Eat out by yourself, or order takeout by yourself. Just ignore each other. No one will turn a blind eye to anyone.
Don't worry about him, he will blame himself later. I have experienced it. My colleague is like this. I didn't even look at her. Then she asked me something, and I ignored her. What is embarrassing is herself.
There's nothing to be embarrassed about. What he ordered may not be to your taste. You can take it lightly, laugh it off and eat whatever you want.
You can also go and see what they ordered. If it is Chinese food, you can say that the food is not bad, and you can also say that you are going to order a KFC chicken leg burger. Those who like to eat Ollie chicken wings can help with some (see how atmospheric you are).
Afterwards, you can secretly find out why you were left alone, because you were not there when you booked the ticket, or deliberately isolated you. This is more important than ordering food.

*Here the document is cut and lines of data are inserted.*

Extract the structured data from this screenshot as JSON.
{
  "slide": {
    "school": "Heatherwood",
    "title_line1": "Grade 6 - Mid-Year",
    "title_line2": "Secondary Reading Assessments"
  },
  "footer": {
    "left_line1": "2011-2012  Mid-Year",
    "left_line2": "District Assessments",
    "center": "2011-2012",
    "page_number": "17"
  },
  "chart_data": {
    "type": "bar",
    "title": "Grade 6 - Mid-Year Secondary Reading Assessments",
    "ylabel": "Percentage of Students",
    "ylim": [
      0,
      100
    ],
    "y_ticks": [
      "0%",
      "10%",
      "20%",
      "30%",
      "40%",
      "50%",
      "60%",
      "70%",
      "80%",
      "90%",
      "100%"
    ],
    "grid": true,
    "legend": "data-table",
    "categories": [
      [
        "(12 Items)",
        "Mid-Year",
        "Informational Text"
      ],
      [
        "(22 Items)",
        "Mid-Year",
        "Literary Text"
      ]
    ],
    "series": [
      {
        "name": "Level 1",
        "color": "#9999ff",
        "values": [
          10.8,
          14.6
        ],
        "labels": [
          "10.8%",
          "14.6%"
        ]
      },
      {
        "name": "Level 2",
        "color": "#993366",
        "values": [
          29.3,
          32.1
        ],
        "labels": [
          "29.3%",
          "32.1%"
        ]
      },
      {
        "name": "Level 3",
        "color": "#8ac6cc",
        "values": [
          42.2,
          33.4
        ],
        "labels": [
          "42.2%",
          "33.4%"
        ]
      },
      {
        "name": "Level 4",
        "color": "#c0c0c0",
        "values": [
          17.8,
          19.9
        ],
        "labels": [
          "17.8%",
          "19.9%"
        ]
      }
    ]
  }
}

If it is an occasional negligence, it is nothing, don't worry. If it is deliberately isolated, it is necessary to analyze the reasons. Do you have any problems in your work communication with your colleagues or in your daily life, which cause strong resentment from others? If so, then find an opportunity to explain it publicly.
After all, colleagues are partners in the team, and harmonious classmates are the best.

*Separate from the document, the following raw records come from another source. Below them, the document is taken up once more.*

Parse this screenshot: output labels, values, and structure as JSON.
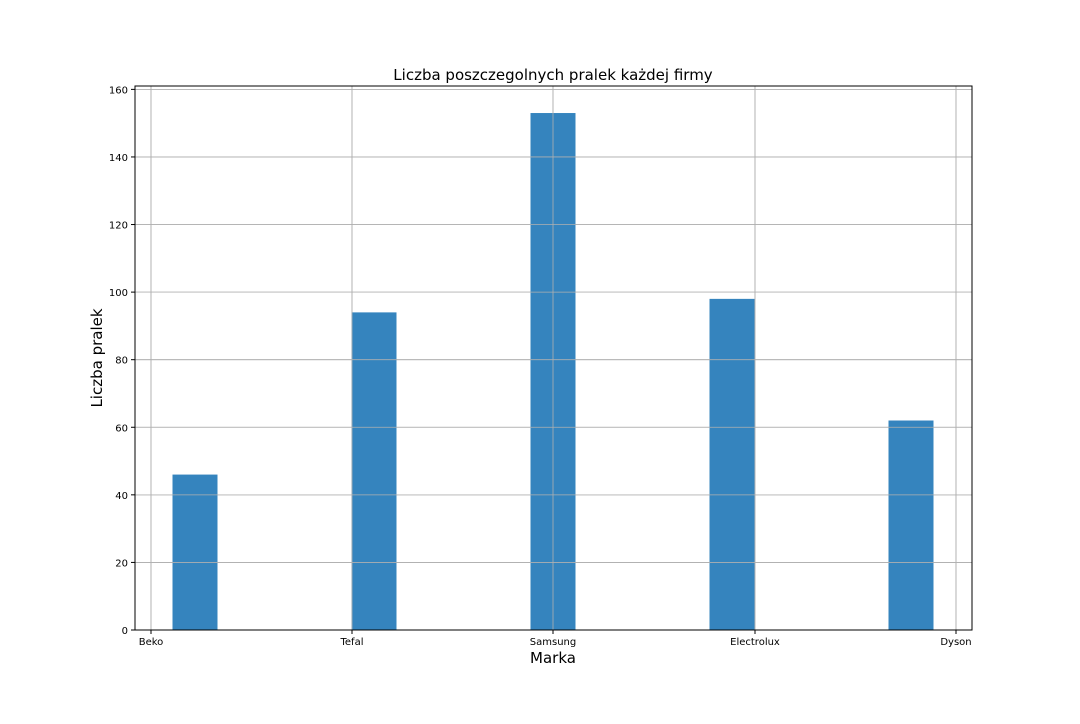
{
  "chart_data": {
    "type": "bar",
    "title": "Liczba poszczegolnych pralek każdej firmy",
    "xlabel": "Marka",
    "ylabel": "Liczba pralek",
    "x_ticks": [
      "Beko",
      "Tefal",
      "Samsung",
      "Electrolux",
      "Dyson"
    ],
    "categories": [
      "Beko",
      "Tefal",
      "Samsung",
      "Electrolux",
      "Dyson"
    ],
    "values": [
      46,
      94,
      153,
      98,
      62
    ],
    "ylim": [
      0,
      161
    ],
    "y_ticks": [
      0,
      20,
      40,
      60,
      80,
      100,
      120,
      140,
      160
    ],
    "grid": true,
    "colors": {
      "bar": "#3584be",
      "grid": "#b0b0b0",
      "axis": "#000000"
    }
  }
}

To tell the truth, it is a lie to say that you are not embarrassed. When I really meet someone, I will directly say, why didn't I? Why are you such a bully? I can't help it I am very straightforward. I don't want to beat around the bush. I don't turn when I'm embarrassed.
I happened to meet this thing. The other day, I came to the office and found that there was an orange on everyone's desk except my desk. There are only four people in our office. I saw a teacher with a lot more in her bag, which was obviously given to everyone by her. I was a little upset at first, but then I thought, what's wrong? It's just an orange. This is a big deal. Maybe people won't let me go because I'm not here, and I'm afraid I'll break down if I don't come on leave. I'm happy to think so, and I should do what I have to do. I think you are the same, don't worry, it's not cost-effective to affect your mood, just find yourself a step down!

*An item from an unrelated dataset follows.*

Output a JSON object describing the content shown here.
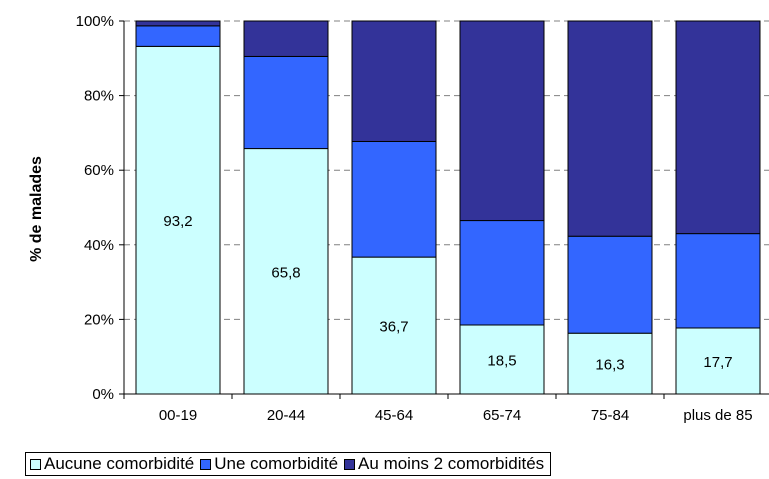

Not embarrassed! Ignore it! Eat your own lunch! Habit becomes nature! Don't worry! It is better to improve yourself than to have that luxury! Read a book or learn something you like!
There is no need to be embarrassed. It is childish, bad and hierarchical to isolate people in this way. Such people don't need to pay attention at all, just save trouble. Otherwise, you will be eliminated when you are well developed. You are going to make money and develop your career, not to make friends. You can directly ask loudly (with normal expressions and expressions), "Who ordered the meal? Why not bring me one? " Then take-out or canteen.
Just a simple question, is there anything suitable for me? Or forget me.
If you say such a thing directly, you are not the only one who is embarrassed, and there are some takeaway colleagues.
It's better to be embarrassed by two people than by one person. "Death" also needs to pull the quilt.
Such things are better than psychological quality. Don't isolate you, let others become a habit.
If you don't ask, it may be over, next time, next time.
It may not be appropriate, just like the first time, you didn't speak, didn't resist, and endured. There will be a second time, each time more serious.
When you resist for the first time, maybe you can avoid campus violence in the future.
Forget an embarrassment, you should let yourself not face such embarrassment again in the future and solve this problem.